SJP aims to empower Palestinians to take control of this narrative, correct misconceptions people have learned about Israeli settler-coloniaism and Palestinian history, and show that Palestine is being oppressed by a powerful colonial entity.  

The power structures that enabled those students to attempt to shut down Palestine 101 two years ago are the same power structures that inform the colonial project of Israel, which attempts to erase the Palestinian existence: “Like every other colonial project…it is erasure of the very idea [of Palestine].”

Western imperialist powers like the United States and Israel portray the conflict in Palestine as occurring between two equally powerful entities, a myth that the presenters debunked. Describing the 1948 Nakba — the historical event where white European Zionist militias killed, dispossessed, and displaced Palestinians of their lands — one presenter highlighted the power differential by comparing the military might, or lack thereof, of Israel and Palestine. 

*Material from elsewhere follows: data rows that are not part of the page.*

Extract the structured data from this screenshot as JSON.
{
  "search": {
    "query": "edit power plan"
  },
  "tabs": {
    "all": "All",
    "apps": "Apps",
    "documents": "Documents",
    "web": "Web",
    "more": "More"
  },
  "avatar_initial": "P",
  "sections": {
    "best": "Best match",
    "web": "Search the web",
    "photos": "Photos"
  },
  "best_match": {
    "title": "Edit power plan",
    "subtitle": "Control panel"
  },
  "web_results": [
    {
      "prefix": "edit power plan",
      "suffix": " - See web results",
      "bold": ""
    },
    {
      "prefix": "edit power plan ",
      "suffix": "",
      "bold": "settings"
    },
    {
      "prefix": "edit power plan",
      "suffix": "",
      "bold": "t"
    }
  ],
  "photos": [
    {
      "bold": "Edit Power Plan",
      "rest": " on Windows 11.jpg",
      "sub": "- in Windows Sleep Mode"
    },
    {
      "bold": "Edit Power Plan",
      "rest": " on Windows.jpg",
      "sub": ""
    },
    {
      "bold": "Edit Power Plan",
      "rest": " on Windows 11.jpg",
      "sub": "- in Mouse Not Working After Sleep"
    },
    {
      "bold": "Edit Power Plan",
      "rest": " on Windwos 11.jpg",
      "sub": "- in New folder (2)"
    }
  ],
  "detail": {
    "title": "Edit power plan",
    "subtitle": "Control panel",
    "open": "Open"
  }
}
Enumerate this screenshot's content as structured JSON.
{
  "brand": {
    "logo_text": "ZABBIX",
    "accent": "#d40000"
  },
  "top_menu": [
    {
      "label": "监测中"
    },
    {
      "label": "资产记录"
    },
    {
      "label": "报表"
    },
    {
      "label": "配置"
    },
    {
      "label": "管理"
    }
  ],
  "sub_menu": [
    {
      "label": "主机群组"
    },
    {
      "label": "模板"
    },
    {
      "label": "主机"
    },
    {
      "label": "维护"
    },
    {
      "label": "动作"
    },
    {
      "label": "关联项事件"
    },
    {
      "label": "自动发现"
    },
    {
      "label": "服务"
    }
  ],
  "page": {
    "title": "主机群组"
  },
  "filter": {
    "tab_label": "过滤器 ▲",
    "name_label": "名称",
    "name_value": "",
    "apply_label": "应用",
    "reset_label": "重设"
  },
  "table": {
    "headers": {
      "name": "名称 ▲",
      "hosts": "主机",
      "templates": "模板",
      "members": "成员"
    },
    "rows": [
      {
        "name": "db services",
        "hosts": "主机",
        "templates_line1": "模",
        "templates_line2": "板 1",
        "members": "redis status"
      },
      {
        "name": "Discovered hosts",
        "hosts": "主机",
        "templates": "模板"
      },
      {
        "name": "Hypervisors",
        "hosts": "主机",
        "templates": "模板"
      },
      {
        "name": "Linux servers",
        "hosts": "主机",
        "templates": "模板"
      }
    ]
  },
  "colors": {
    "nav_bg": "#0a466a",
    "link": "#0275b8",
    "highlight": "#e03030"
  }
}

“We’re talking about on one side people with tanks and on the other people who maybe have pistols.”

SJP also provided the audience with the language to describe the oppression of Palestinians. One key term presenters used to describe Zionist oppression was settler-colonialism — a form of colonization that aims to replace the people living somewhere with a new population of settlers. It isn’t just a colonization of people living there — it is also a colonization of the land itself.

They highlighted that the Israeli settler-colonial regime is not unlike other settler-colonial powers we are familiar with. They mentioned the so-called United States, where white Europeans came to Turtle Island (a name for North America based in Indigenous creation traditions) and killed and displaced the Indigenous population already living here.

Like Europeans coming to Turtle Island, the presenters said, “Their focus was on transferring a Western European society into Palestine.”

The presenters also compared Israeli apartheid to apartheid in South Africa. Apartheid is a practice by which a government empowers a system of domination of one racial group over another. In South Africa, white European settlers dominated Black Indigenous South Africans. Apartheid in Israel seeks to divide and conquer Arab Indigenous Palestinians by imposing the racial domination of European Jewish settlers.

One presenter put it simply: “Being Palestinian is a crime in Palestine.”

UChicago students at this year’s Pali 101 took the first steps in fighting their anti-Palestinian biases. One audience member mentioned at the beginning of the presentation that he was there because he didn’t know enough about Palestine and wanted to learn more about the Palestinian cause.

Several other audience members asked questions using notecards throughout the presentation. Some came up to SJP members afterwards to continue to grapple with their preconceived notions, and had some productive discussions. 

The presenters said that this discussion could not boil down to one that was just about “peace.” “What does peace mean when one side is an occupying force?” they asked. “We can’t have peace without justice.”

Above all, the presenters emphasized the resilience and persistence of the Palestinian people. “The spirit of resistance calls them to fight for their own liberation.”